I'd be just as freaked out if someone was recording me sleeping on an airplane in a ticket I paid $10k for as if I was when a hotel employee knocked once and then barged into my room in Sao Paulo back in December while I was changing into my pajamas. (And I was plenty mad at the WTC Sheraton for that!)

1 comments

If the $10k tickets provide a private area separated from the other passengers with a partition that prevents observation then I'd expect privacy from being recorded. Likewise in a hotel room, it's a solitary space separate from others and I'd expect privacy from being recorded or observed by employees entering my room. I'd share your same outrage!

However my experience stems from two long haul flights in economy and a handful of domestic flights in the same class. If someone was recording me while I was sleeping there I'd treat it the same as if I was napping under a tree in a national park. I wouldn't be concerned.
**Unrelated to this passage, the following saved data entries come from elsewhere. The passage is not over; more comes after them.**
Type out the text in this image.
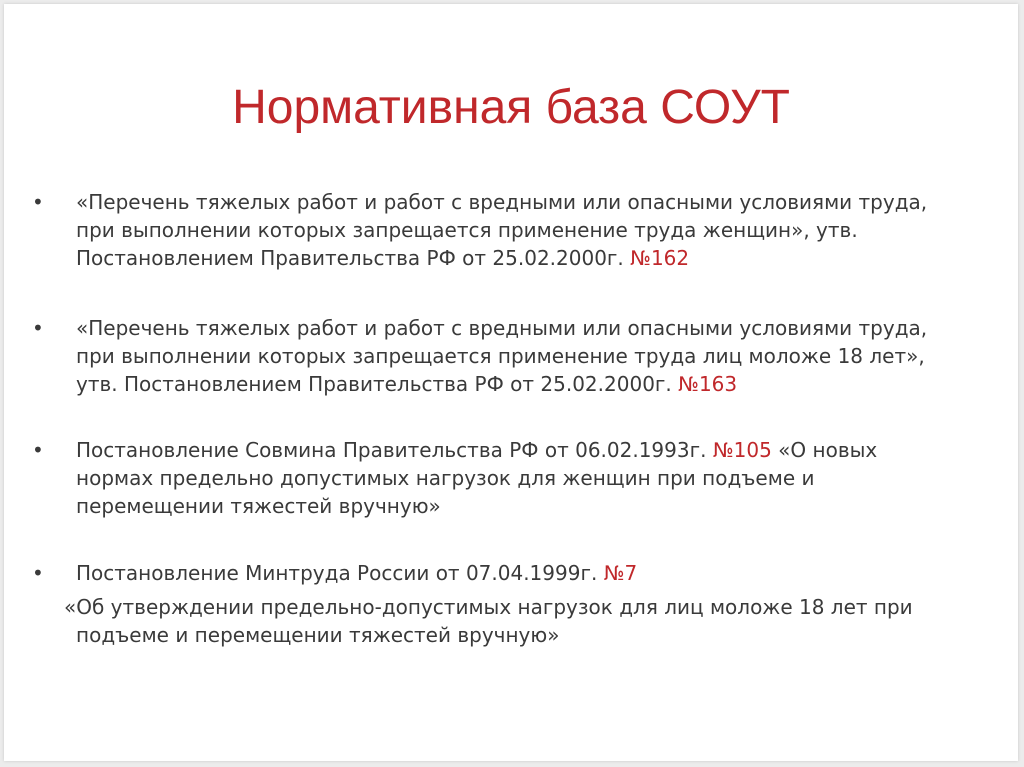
Нормативная база СОУТ
• «Перечень тяжелых работ и работ с вредными или опасными условиями труда,
при выполнении которых запрещается применение труда женщин», утв.
Постановлением Правительства РФ от 25.02.2000г. №162
• «Перечень тяжелых работ и работ с вредными или опасными условиями труда,
при выполнении которых запрещается применение труда лиц моложе 18 лет»,
утв. Постановлением Правительства РФ от 25.02.2000г. №163
• Постановление Совмина Правительства РФ от 06.02.1993г. №105 «О новых
нормах предельно допустимых нагрузок для женщин при подъеме и
перемещении тяжестей вручную»
• Постановление Минтруда России от 07.04.1999г. №7
«Об утверждении предельно-допустимых нагрузок для лиц моложе 18 лет при
подъеме и перемещении тяжестей вручную»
If there aren't measures in place to prevent other members of the public from observing then I expect recording is a possibility.

With respect -- a long haul flight in economy (or even premium economy) and a long haul in business class (not to mention first class on airlines that offer that) are VERY different experiences.

In many business class seats, they are designed so that you cannot even see the person adjacent to you unless you specifically put your head out of the curved herringbone shell -- and that's when you're sitting. If you're laying flat, your head is completely obscured by the seat.

Delta and Qatar have doors on some of their business class seats.

People walking through the cabin can observe people sleeping, of course -- but these products are literally designed for sleeping and privacy. It's one of the reasons they charge such a premium for those tickets.